Дискуссии о том, как поступать с яйцеклетками, только начинаются. В культурном плане эта ситуация выглядит более запутанной, чем в случае со спермой, которая была товаризована некоторое время назад без особых споров. Потому ли это, что яйцеклетка считается ядром будущего человеческого существа? Или вследствие представления о том, что женщина ощущает материнское чувство по отношению к яйцеклетке как к потенциальному ребенку и не захочет продавать ее, в то время как мужчины не питают никаких отцовских чувств к своей сперме? [141] (Во многих обществах зарождение жизни описывается как союз двух элементов; однако на Западе предпочитают научную метафору, которая говорит об оплодотворении яйцеклетки спермой, вследствие чего яйцеклетка выступает в роли гомункулуса, активированного к жизни.) Неизбежное появление рутинных процедур пересадки яйцеклетки и ее хранения в замороженном виде станет примером расширения тех возможностей, которые создаются технологиями обмена человеческих атрибутов, включая возможность нелегальной торговли ими. Вопрос в том, повысят ли эти новшества проницаемость границы между миром вещей и миром людей, или же эта граница изменит свое положение в соответствии с новыми представлениями, оставаясь при этом такой же жесткой, как прежде?
141
Выражаю благодарность Мюриэл Белл за это предположение.
Заключение: разновидности биографий
Хотя уникальная вещь и товар являются противоположностями, ни один предмет еще не достиг предела абсолютной товаризации в разделяющем их континууме. Идеальных товаров не существует.
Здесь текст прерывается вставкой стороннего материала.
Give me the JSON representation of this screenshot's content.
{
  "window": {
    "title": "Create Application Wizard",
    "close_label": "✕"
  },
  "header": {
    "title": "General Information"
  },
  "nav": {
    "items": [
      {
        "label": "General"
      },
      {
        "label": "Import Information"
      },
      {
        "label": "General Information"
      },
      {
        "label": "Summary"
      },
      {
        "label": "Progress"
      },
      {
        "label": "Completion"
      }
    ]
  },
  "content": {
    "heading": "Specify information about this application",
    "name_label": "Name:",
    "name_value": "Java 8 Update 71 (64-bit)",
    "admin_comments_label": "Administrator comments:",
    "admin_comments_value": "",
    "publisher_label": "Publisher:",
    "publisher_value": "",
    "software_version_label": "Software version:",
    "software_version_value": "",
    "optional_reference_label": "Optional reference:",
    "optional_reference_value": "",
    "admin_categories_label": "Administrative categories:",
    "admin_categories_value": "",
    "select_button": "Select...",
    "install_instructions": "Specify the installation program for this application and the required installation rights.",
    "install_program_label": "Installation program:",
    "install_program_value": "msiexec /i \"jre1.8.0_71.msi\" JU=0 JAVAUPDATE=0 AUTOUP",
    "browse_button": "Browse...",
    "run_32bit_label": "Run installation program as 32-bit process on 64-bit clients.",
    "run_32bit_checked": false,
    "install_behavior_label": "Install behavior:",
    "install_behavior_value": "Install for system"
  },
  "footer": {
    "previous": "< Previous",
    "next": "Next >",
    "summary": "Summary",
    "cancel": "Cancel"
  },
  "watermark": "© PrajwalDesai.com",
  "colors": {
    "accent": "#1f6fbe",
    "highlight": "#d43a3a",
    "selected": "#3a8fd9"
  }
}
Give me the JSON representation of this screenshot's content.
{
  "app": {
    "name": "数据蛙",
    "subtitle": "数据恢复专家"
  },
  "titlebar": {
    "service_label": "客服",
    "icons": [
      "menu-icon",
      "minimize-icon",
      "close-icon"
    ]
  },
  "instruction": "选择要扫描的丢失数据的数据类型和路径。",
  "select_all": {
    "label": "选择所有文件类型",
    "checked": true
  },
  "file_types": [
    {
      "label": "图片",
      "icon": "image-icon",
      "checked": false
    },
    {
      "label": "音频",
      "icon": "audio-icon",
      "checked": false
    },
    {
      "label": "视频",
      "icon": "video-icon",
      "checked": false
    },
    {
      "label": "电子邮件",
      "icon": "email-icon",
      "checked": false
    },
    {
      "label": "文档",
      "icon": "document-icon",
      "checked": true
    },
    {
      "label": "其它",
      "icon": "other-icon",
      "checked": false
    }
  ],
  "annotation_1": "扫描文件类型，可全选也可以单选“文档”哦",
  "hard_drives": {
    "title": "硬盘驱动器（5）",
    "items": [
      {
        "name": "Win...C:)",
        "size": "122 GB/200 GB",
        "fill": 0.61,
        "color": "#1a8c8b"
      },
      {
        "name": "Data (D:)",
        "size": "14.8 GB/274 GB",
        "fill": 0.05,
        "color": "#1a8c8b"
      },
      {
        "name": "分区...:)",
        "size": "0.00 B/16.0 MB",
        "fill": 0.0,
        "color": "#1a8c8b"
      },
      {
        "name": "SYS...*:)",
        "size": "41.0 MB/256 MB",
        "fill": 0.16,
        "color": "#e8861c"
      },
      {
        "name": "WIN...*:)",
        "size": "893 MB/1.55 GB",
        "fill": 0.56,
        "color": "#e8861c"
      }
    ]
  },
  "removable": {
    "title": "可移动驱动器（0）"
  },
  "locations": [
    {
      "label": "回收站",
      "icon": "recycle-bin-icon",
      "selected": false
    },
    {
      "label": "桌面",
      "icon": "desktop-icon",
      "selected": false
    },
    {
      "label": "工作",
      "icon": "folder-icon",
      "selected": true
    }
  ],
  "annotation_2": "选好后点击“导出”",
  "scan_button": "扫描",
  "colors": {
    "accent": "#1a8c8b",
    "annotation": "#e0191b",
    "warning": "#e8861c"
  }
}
С другой стороны, функция обмена в любой экономике, похоже, обладает внутренней силой, которая подталкивает систему обмена к максимальной степени товаризации, какую только допускает технология обмена. Противоположными силами выступают культура и индивидуум с их тягой к выделению, классификации, сравнению и сакрализации. В результате культура, как и индивидуум, ведет борьбу на два фронта – один против товаризации, повышающей однородность меновых стоимостей, второй против абсолютной уникализации вещей, каковая присуща им от природы.
В малых некоммерциализованных обществах тяга к товаризации обычно сдерживается неадекватными технологиями обмена, а именно отсутствием вполне развитой денежной системы. Эта ситуация позволяет производить культурную категоризацию меновой стоимости вещей, обычно принимающую форму замкнутых сфер обмена, и удовлетворяет индивидуальную когнитивную потребность в классификации. Таким образом, коллективная культурная классификация ограничивает ту чрезмерность, которая свойственна чисто личным классификациям.